Anche Egwene e Nynaeve percepivano la pace e la consolazione, la calma della bellezza. Mostravano un sorriso sereno e accarezzavano i fiori, si soffermavano ad annusarli, inspiravano a fondo il profumo.

L’Uomo Verde se ne accorse. «I fiori sono fatti per servire da ornamento» disse. «Piante ed esseri umani, è la stessa cosa. Nessuno ci fa caso, se non se ne colgono troppi.» E si mise a raccogliere un fiore qui, uno là, mai più di due dalla stessa pianta. In breve Nynaeve e Egwene avevano sui capelli una corona di rose selvatiche, campanule gialle, bianche stelle del mattino. La treccia della Sapiente sembrava un giardino rosa e bianco, lungo fino alla cintola. Anche Moiraine ricevette una candida ghirlanda di stelle del mattino, intrecciata con tanta abilità che i fiori sembravano crescere ancora.

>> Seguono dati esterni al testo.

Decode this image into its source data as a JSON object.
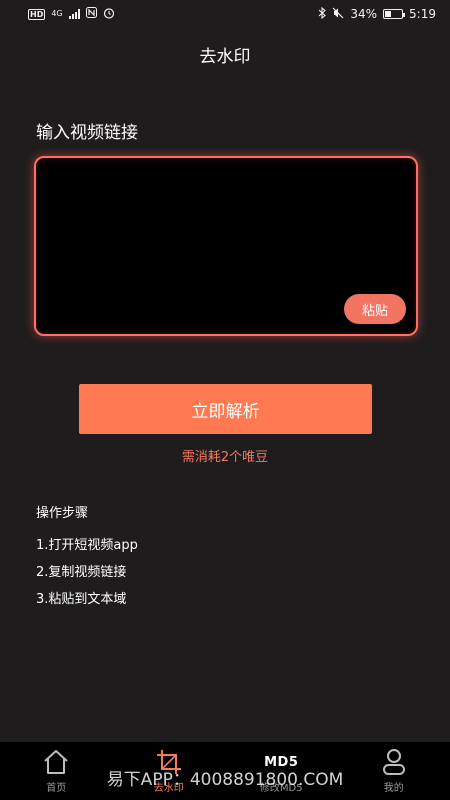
{
  "status_bar": {
    "hd_badge": "HD",
    "network": "4G",
    "battery_percent": "34%",
    "battery_level": 0.34,
    "time": "5:19",
    "icons": [
      "signal-icon",
      "nfc-icon",
      "alarm-icon",
      "bluetooth-icon",
      "mute-icon",
      "battery-icon"
    ]
  },
  "header": {
    "title": "去水印"
  },
  "main": {
    "input_label": "输入视频链接",
    "textarea": {
      "value": "",
      "placeholder": ""
    },
    "paste_label": "粘贴",
    "parse_label": "立即解析",
    "cost_note": "需消耗2个唯豆",
    "steps_title": "操作步骤",
    "steps": [
      "1.打开短视频app",
      "2.复制视频链接",
      "3.粘贴到文本域"
    ]
  },
  "tabs": [
    {
      "label": "首页",
      "icon": "home-icon",
      "active": false
    },
    {
      "label": "去水印",
      "icon": "crop-icon",
      "active": true
    },
    {
      "label": "修改MD5",
      "icon_text": "MD5",
      "active": false
    },
    {
      "label": "我的",
      "icon": "profile-icon",
      "active": false
    }
  ],
  "watermark": "易下APP：4008891800.COM",
  "colors": {
    "background": "#1f1c1d",
    "accent": "#ff7a50",
    "glow_border": "#ff6e61",
    "tab_bar": "#000000"
  }
}
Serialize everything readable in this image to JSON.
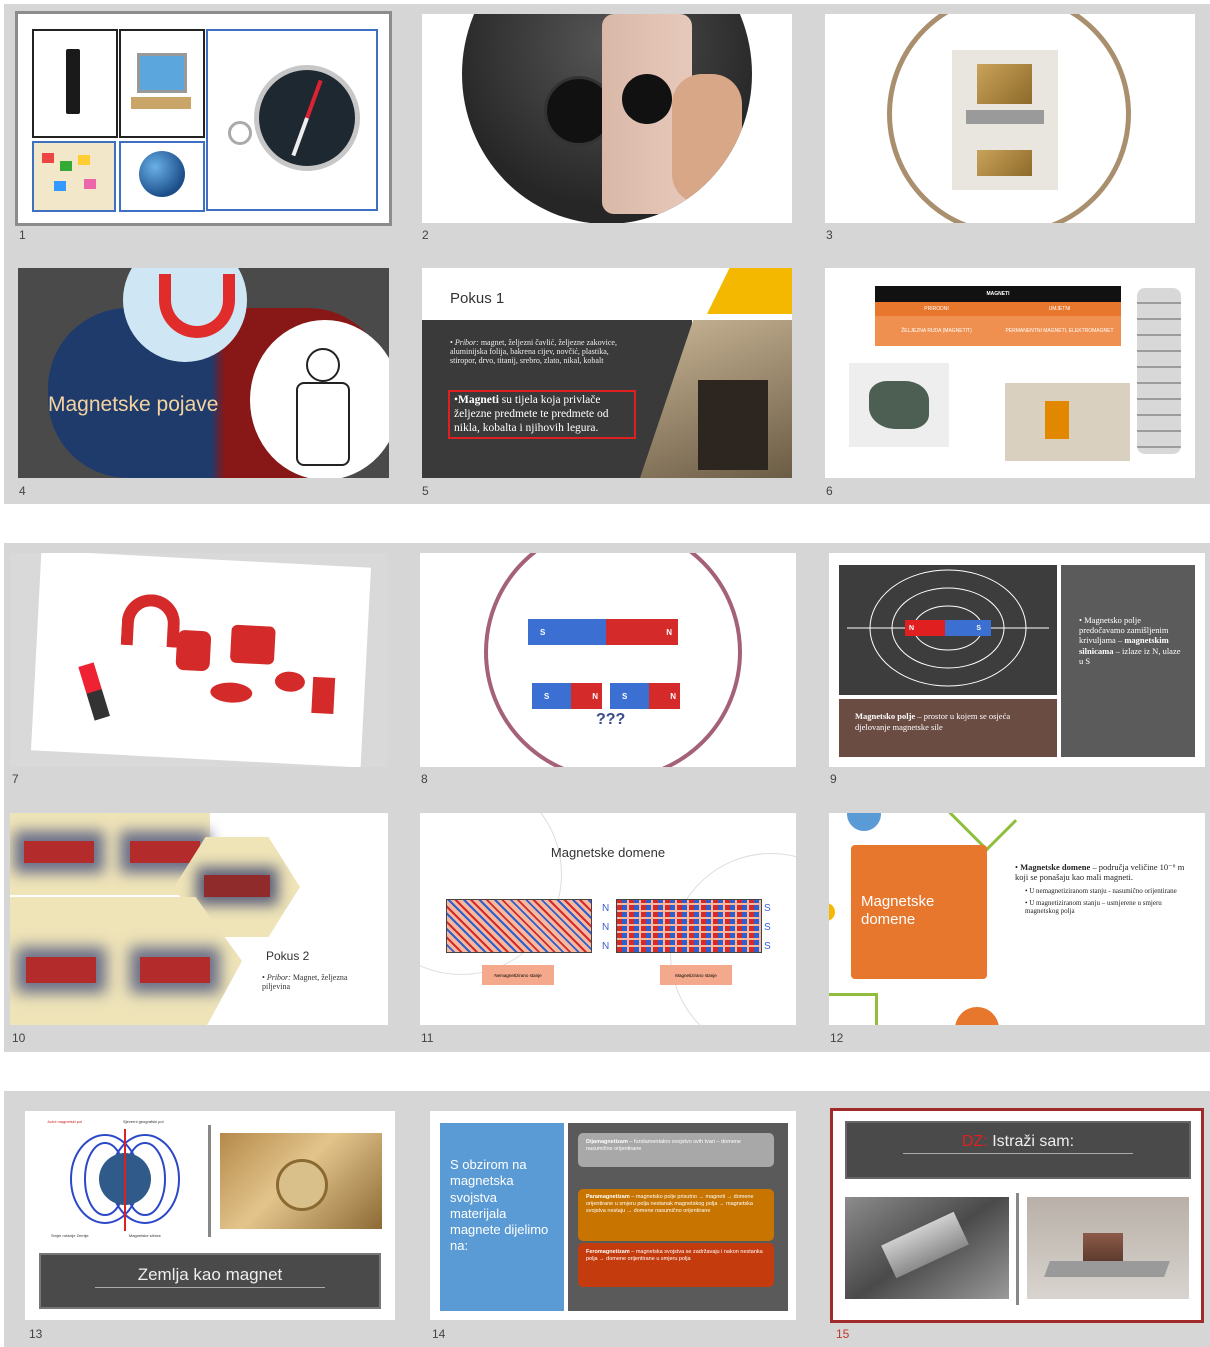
{
  "slides": [
    {
      "number": "1",
      "kind": "collage"
    },
    {
      "number": "2",
      "kind": "photo"
    },
    {
      "number": "3",
      "kind": "photo"
    },
    {
      "number": "4",
      "title": "Magnetske pojave"
    },
    {
      "number": "5",
      "title": "Pokus 1",
      "bullet1_label": "Pribor:",
      "bullet1_text": "magnet, željezni čavlić, željezne zakovice, aluminijska folija, bakrena cijev, novčić, plastika, stiropor, drvo, titanij, srebro, zlato, nikal, kobalt",
      "bullet2_bold": "Magneti",
      "bullet2_text": "su tijela koja privlače željezne predmete te predmete od nikla, kobalta i njihovih legura."
    },
    {
      "number": "6",
      "table_header": "MAGNETI",
      "col1": "PRIRODNI",
      "col2": "UMJETNI",
      "cell1": "ŽELJEZNA RUDA (MAGNETIT)",
      "cell2": "PERMANENTNI MAGNETI, ELEKTROMAGNET"
    },
    {
      "number": "7",
      "kind": "magnets"
    },
    {
      "number": "8",
      "label_s": "S",
      "label_n": "N",
      "question": "???"
    },
    {
      "number": "9",
      "label_n": "N",
      "label_s": "S",
      "field_bold": "Magnetsko polje",
      "field_text": "– prostor u kojem se osjeća djelovanje magnetske sile",
      "side_text_a": "Magnetsko polje predočavamo zamišljenim krivuljama –",
      "side_bold": "magnetskim silnicama",
      "side_text_b": "– izlaze iz N, ulaze u S"
    },
    {
      "number": "10",
      "title": "Pokus 2",
      "bullet_label": "Pribor:",
      "bullet_text": "Magnet, željezna piljevina"
    },
    {
      "number": "11",
      "title": "Magnetske domene",
      "label_n": "N",
      "label_s": "S",
      "state1": "Nemagnetizirano stanje",
      "state2": "Magnetizirano stanje"
    },
    {
      "number": "12",
      "box_title": "Magnetske domene",
      "bullet_bold": "Magnetske domene",
      "bullet_text": "– područja veličine 10⁻⁶ m koji se ponašaju kao mali magneti.",
      "sub1": "U nemagnetiziranom stanju - nasumično orijentirane",
      "sub2": "U magnetiziranom stanju – usmjerene u smjeru magnetskog polja"
    },
    {
      "number": "13",
      "title": "Zemlja kao magnet",
      "label_top_left": "Južni magnetski pol",
      "label_top_right": "Sjeverni geografski pol",
      "label_bottom_left": "Smjer rotacije Zemlje",
      "label_bottom_right": "Magnetske silnice"
    },
    {
      "number": "14",
      "left_text": "S obzirom na magnetska svojstva materijala magnete dijelimo na:",
      "item1_bold": "Dijamagnetizam",
      "item1_text": "– fundamentalno svojstvo svih tvari – domene nasumično orijentirane",
      "item2_bold": "Paramagnetizam",
      "item2_text": "– magnetsko polje prisutno → magneti → domene orijentirane u smjeru polja nestanak magnetskog polja → magnetska svojstva nestaju → domene nasumično orijentirane",
      "item3_bold": "Feromagnetizam",
      "item3_text": "– magnetska svojstva se zadržavaju i nakon nestanka polja → domene orijentirane u smjeru polja"
    },
    {
      "number": "15",
      "title_red": "DZ:",
      "title_rest": "Istraži sam:"
    }
  ],
  "colors": {
    "panel_bg": "#d6d6d6",
    "selected_outline": "#8c8c8c",
    "current_outline": "#a12b2b",
    "magnet_red": "#d42a2a",
    "magnet_blue": "#3b6fd1",
    "orange": "#e8772e",
    "dark_slide": "#3d3d3d"
  }
}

E Rand non era sicuro che non crescessero davvero. Mentre camminava e parlava sottovoce con Moiraine, l’Uomo Verde si prendeva cura della foresta giardino, quasi senza pensarci. Gli occhi di nocciola notarono un rametto storto di una rosa rampicante, che il ramo fiorito d’un melo costringeva a una goffa piegatura; e lui, sempre parlando, si soffermò a passarvi sopra la mano. Rand non fu sicuro se gli occhi gli avessero giocato uno scherzo, oppure le spine si fossero davvero scostate per non pungere quelle dita verdi. Quando la figura torreggiante dell’Uomo Verde riprese il cammino, il ramoscello era dritto e schiudeva petali rossi tra i fiori bianchi del melo. L’Uomo Verde si chinò a mettere la mano a coppa intorno a un minuscolo seme che giaceva su un letto di ciottoli; quando si raddrizzò, un piccolo germoglio aveva messo radici tra le pietre, fino a raggiungere il buon terriccio.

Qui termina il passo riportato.